「太一、今日は一緒に帰れる?」

4限おわりの今。
実験のレポートを終わらせようと奮起している最中に鳴った携帯を確認し、そして携帯をしまうと、彼女の朱音(あかね)が話しかけてきた。

「ごめん、今日はちょっと」

軽く謝ると朱音は ふーんと言って立ち去ってしまった。

自分のレポートを仕上げに行ったんだろう。

付き合って2週間経ったが、俺達の間にはなにもなかったし、なにかしたいとも思わなかった。
まだ2週間だからか、なんて思ってる。


朱音はいつも笑っている。
そして気さくに話せる。
そういうところに惹かれていた。
はずだったのに。
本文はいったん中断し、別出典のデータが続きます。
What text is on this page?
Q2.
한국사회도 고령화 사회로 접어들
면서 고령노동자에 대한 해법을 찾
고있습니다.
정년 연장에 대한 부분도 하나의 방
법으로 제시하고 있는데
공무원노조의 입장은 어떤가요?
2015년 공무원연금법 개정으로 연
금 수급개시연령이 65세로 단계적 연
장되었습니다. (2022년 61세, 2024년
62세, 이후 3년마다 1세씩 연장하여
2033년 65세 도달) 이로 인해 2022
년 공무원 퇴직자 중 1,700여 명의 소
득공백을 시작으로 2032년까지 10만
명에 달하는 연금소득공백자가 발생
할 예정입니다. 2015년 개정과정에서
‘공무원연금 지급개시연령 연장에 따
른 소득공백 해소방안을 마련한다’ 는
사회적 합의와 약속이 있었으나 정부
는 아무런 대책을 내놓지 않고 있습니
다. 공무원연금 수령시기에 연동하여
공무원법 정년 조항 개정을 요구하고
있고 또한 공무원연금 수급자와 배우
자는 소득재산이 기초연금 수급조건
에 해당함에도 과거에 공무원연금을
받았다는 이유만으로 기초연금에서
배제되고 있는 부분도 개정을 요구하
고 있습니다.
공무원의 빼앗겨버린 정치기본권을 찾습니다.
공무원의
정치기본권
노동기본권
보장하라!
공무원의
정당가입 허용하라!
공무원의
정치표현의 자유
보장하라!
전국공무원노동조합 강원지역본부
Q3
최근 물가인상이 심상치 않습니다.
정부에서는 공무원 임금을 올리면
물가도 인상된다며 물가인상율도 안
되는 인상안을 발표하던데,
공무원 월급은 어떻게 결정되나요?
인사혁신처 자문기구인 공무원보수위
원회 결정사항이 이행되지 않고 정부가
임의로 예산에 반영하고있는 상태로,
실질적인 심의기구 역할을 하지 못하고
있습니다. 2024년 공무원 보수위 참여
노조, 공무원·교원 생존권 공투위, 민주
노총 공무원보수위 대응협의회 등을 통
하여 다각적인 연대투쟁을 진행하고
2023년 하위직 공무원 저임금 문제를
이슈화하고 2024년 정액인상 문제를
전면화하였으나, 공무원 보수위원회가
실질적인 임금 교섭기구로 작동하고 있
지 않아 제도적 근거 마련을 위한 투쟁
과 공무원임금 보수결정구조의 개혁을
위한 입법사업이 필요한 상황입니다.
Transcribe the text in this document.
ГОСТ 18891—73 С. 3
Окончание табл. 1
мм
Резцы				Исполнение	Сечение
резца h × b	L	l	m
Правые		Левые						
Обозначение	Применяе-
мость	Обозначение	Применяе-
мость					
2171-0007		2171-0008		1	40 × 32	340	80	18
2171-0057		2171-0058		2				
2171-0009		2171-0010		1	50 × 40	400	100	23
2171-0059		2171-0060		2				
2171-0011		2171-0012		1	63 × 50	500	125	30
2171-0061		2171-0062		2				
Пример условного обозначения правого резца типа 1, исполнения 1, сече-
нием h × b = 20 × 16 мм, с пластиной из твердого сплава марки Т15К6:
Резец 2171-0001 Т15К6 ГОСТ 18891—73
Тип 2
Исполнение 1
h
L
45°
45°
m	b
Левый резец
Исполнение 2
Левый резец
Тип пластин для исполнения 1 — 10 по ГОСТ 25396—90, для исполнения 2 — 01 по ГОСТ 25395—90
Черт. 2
なぜか朱音を通して君を探している自分に気がついた。


そんなことない、そんなことない、と思っても、朱音のどこが好きか聞かれたら答えられない自分がいる。

明るいとこも、気さくに話せるとこも、笑顔が可愛いとこも、全部朱音よりも増して君が好きだった。

だから朱音の好きなところは全部、君の好きだったところのほうが増してしまうから、朱音の好きなところを探すのがなんとなく難しい。
つまり君の好きだったところがそのまま朱音に求めていただけ。そして、それは今だに朱音よりも増して君のほうが存在が大きかった。